А кто же они, подумала она, эти особы, исполненные гордыни и высокомерия? У нее в уме составился маленький список тех, кого не мешало бы предостеречь ради их собственного блага, — настолько они были близки к тому, чтобы привлечь к себе внимание Немезиды. Этот список возглавил один известный альпинист из высшего света, обладающий поразительным хладнокровием. Лавина могла бы поколебать его самоуверенность, но так думать скверно. Ведь есть у него и хорошие черты, поэтому подобные мысли следует гнать прочь. Они недостойны редактора «Прикладной этики».

— Помузицируем до обеда, — оживленным тоном сказала Изабелла. — Что вы с собой захватили? Дайте–ка мне взглянуть.

Они перешли в музыкальную комнату — маленькое помещение в задней части дома, где стояли отреставрированный пюпитр эдвардианской эпохи и кабинетный рояль ее матери. Джейми открыл папку для нот и извлек тонкий альбом, который и протянул Изабелле для ознакомления. Просмотрев ноты, она улыбнулась. Это была именно та музыка, которую он всегда предпочитал: песни на стихи Бернса, арии из мюзиклов Гилберта и Салливана[23] и, конечно же, «О мое милое дитя».

— Как раз подходит для вашего голоса, — заметила Изабелла. — Все как обычно.

Джейми покраснел.

— У меня не очень–то получаются современные вещи, — начал он оправдываться. — Помните того Бриттена?[24] Я с ним не справился.

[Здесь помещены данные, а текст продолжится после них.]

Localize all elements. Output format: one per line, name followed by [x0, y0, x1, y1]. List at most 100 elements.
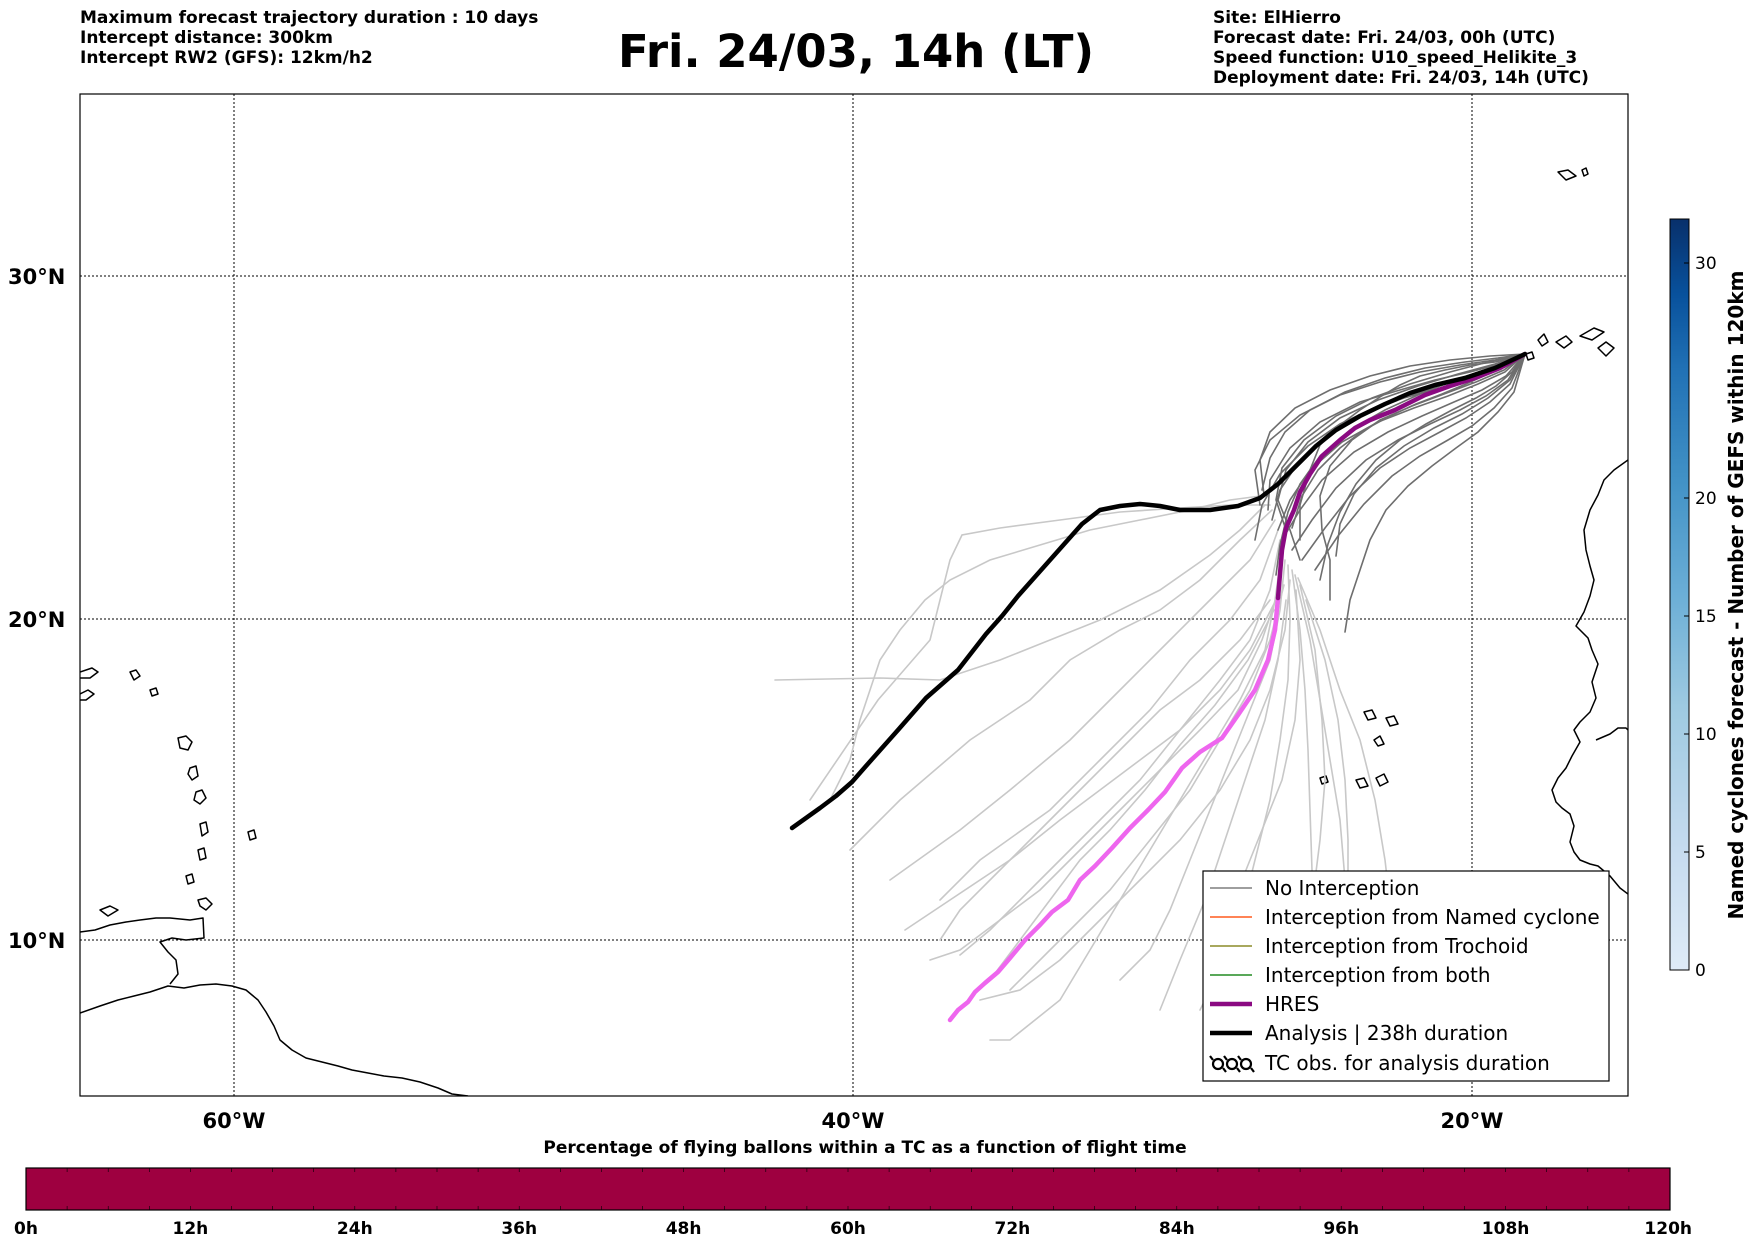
- header-forecast-date: Forecast date: Fri. 24/03, 00h (UTC): [1213, 28, 1556, 48]
- island-st-lucia: [197, 847, 207, 861]
- island-canary-1: [1537, 333, 1549, 347]
- colorbar-tick-20: 20: [1695, 489, 1717, 509]
- legend-label-trochoid: Interception from Trochoid: [1265, 934, 1529, 958]
- header-intercept-distance: Intercept distance: 300km: [80, 28, 333, 48]
- colorbar-title: Named cyclones forecast - Number of GEFS…: [1724, 271, 1748, 920]
- timeline-tick-label: 96h: [1323, 1219, 1359, 1239]
- trajectory-light: [829, 494, 1269, 801]
- timeline-minor-ticks: [66, 1168, 1630, 1210]
- hres-trajectory-after: [947, 595, 1281, 1023]
- legend-label-both: Interception from both: [1265, 963, 1491, 987]
- island-barbados: [247, 829, 257, 841]
- island-puerto-rico: [129, 669, 141, 681]
- trajectory-light: [889, 519, 1276, 881]
- timeline-tick-label: 108h: [1482, 1219, 1530, 1239]
- legend-swatch-tc-obs-icon: [1209, 1055, 1255, 1073]
- coastline-south-america: [80, 983, 469, 1096]
- trajectory-dark: [1319, 353, 1526, 581]
- timeline-tick-label: 72h: [995, 1219, 1031, 1239]
- timeline-tick-label: 12h: [173, 1219, 209, 1239]
- timeline-bar: [25, 1167, 1671, 1211]
- colorbar-ticks: [1684, 262, 1689, 971]
- lon-label-60w: 60°W: [203, 1109, 266, 1133]
- colorbar-tick-15: 15: [1695, 607, 1717, 627]
- lon-label-40w: 40°W: [822, 1109, 885, 1133]
- legend-label-no-interception: No Interception: [1265, 876, 1419, 900]
- trajectory-dark: [1277, 353, 1526, 561]
- header-deployment-date: Deployment date: Fri. 24/03, 14h (UTC): [1213, 68, 1589, 88]
- trajectory-light: [849, 509, 1273, 851]
- colorbar-tick-30: 30: [1695, 254, 1717, 274]
- trajectory-light: [959, 539, 1281, 956]
- island-canary-4: [1597, 341, 1615, 357]
- timeline-tick-label: 48h: [666, 1219, 702, 1239]
- island-guadeloupe: [193, 789, 207, 805]
- colorbar-tick-0: 0: [1695, 961, 1706, 981]
- trajectory-light: [989, 609, 1275, 981]
- island-cape-verde-6: [1319, 775, 1329, 785]
- trajectory-light: [809, 504, 1271, 801]
- colorbar-gradient: [1669, 218, 1690, 971]
- trajectory-dark: [1344, 353, 1526, 633]
- coastline-senegal-detail: [1595, 727, 1628, 741]
- trajectory-dark: [1259, 353, 1526, 496]
- legend-label-hres: HRES: [1265, 992, 1319, 1016]
- legend: No Interception Interception from Named …: [1202, 870, 1610, 1082]
- trajectory-dark: [1267, 353, 1526, 511]
- legend-frame: [1202, 870, 1610, 1082]
- island-canary-5: [1525, 351, 1535, 361]
- coastline-north-africa: [1551, 459, 1628, 895]
- trajectory-dark: [1281, 353, 1526, 541]
- timeline-tick-labels: 0h 12h 24h 36h 48h 60h 72h 84h 96h 108h 120h: [14, 1219, 1692, 1239]
- trajectory-dark: [1335, 353, 1526, 557]
- timeline-tick-label: 0h: [14, 1219, 38, 1239]
- island-canary-3: [1579, 327, 1605, 341]
- trajectory-dark: [1314, 353, 1526, 571]
- island-madeira-2: [1581, 167, 1589, 177]
- coastlines: [80, 167, 1628, 1096]
- legend-label-analysis: Analysis | 238h duration: [1265, 1021, 1508, 1045]
- analysis-trajectory: [789, 351, 1528, 831]
- island-grenada: [185, 873, 195, 885]
- timeline-tick-label: 60h: [830, 1219, 866, 1239]
- timeline-title: Percentage of flying ballons within a TC…: [543, 1138, 1186, 1158]
- header-intercept-rw2: Intercept RW2 (GFS): 12km/h2: [80, 48, 373, 68]
- trajectory-light: [979, 579, 1291, 1001]
- colorbar-tick-5: 5: [1695, 843, 1706, 863]
- colorbar-tick-10: 10: [1695, 725, 1717, 745]
- trajectory-dark: [1301, 353, 1526, 561]
- island-martinique: [199, 821, 209, 837]
- lat-label-30n: 30°N: [8, 265, 65, 289]
- trajectory-light: [929, 589, 1280, 961]
- lon-label-20w: 20°W: [1441, 1109, 1504, 1133]
- coastline-trinidad: [197, 897, 213, 911]
- header-info-left: Maximum forecast trajectory duration : 1…: [80, 8, 538, 68]
- trajectory-light: [904, 599, 1277, 931]
- trajectory-light: [1009, 584, 1285, 991]
- coastline-cuba-edge: [80, 689, 95, 701]
- trajectory-dark: [1261, 353, 1526, 491]
- lat-label-20n: 20°N: [8, 608, 65, 632]
- colorbar: 0 5 10 15 20 30 Named cyclones forecast …: [1669, 218, 1748, 981]
- legend-label-tc-obs: TC obs. for analysis duration: [1264, 1051, 1550, 1075]
- main-title: Fri. 24/03, 14h (LT): [617, 25, 1095, 78]
- island-cape-verde-4: [1375, 773, 1389, 787]
- timeline-tick-label: 36h: [501, 1219, 537, 1239]
- trajectory-light: [939, 529, 1279, 901]
- trajectory-light: [939, 599, 1271, 941]
- hres-trajectory: [1275, 351, 1528, 601]
- trajectory-light: [1299, 584, 1326, 881]
- coastline-florida-edge: [80, 667, 99, 679]
- trajectory-light: [1305, 599, 1349, 891]
- trajectory-light: [989, 549, 1283, 1041]
- island-lesser-antilles-1: [177, 735, 193, 751]
- header-site: Site: ElHierro: [1213, 8, 1341, 28]
- island-cape-verde-1: [1363, 709, 1377, 721]
- island-curacao: [99, 905, 119, 917]
- trajectory-light: [1159, 599, 1287, 1011]
- timeline-tick-label: 84h: [1159, 1219, 1195, 1239]
- trajectory-light: [774, 504, 1266, 681]
- island-cape-verde-2: [1385, 715, 1399, 727]
- lat-label-10n: 10°N: [8, 929, 65, 953]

Изабелла сразу же принялась его разуверять:

— А мне нравятся именно эти вещи. Их гораздо легче играть, чем Бриттена.

Она снова перелистала нотный альбом и сделала свой выбор:

— «Пара сверкающих глазок»?

— Отлично, — согласился Джейми.

Изабелла заиграла вступление, и Джейми, чуть наклонив голову, чтобы было свободнее гортани, запел. Изабелла играла весьма энергично — а как же еще играть Гилберта и Салливана? — и закончила тушем, которого не было в нотах, но который обязательно бы там был, если бы Салливан потрудился его включить. Затем они перешли к Бернсу — к его «Джону Андерсону».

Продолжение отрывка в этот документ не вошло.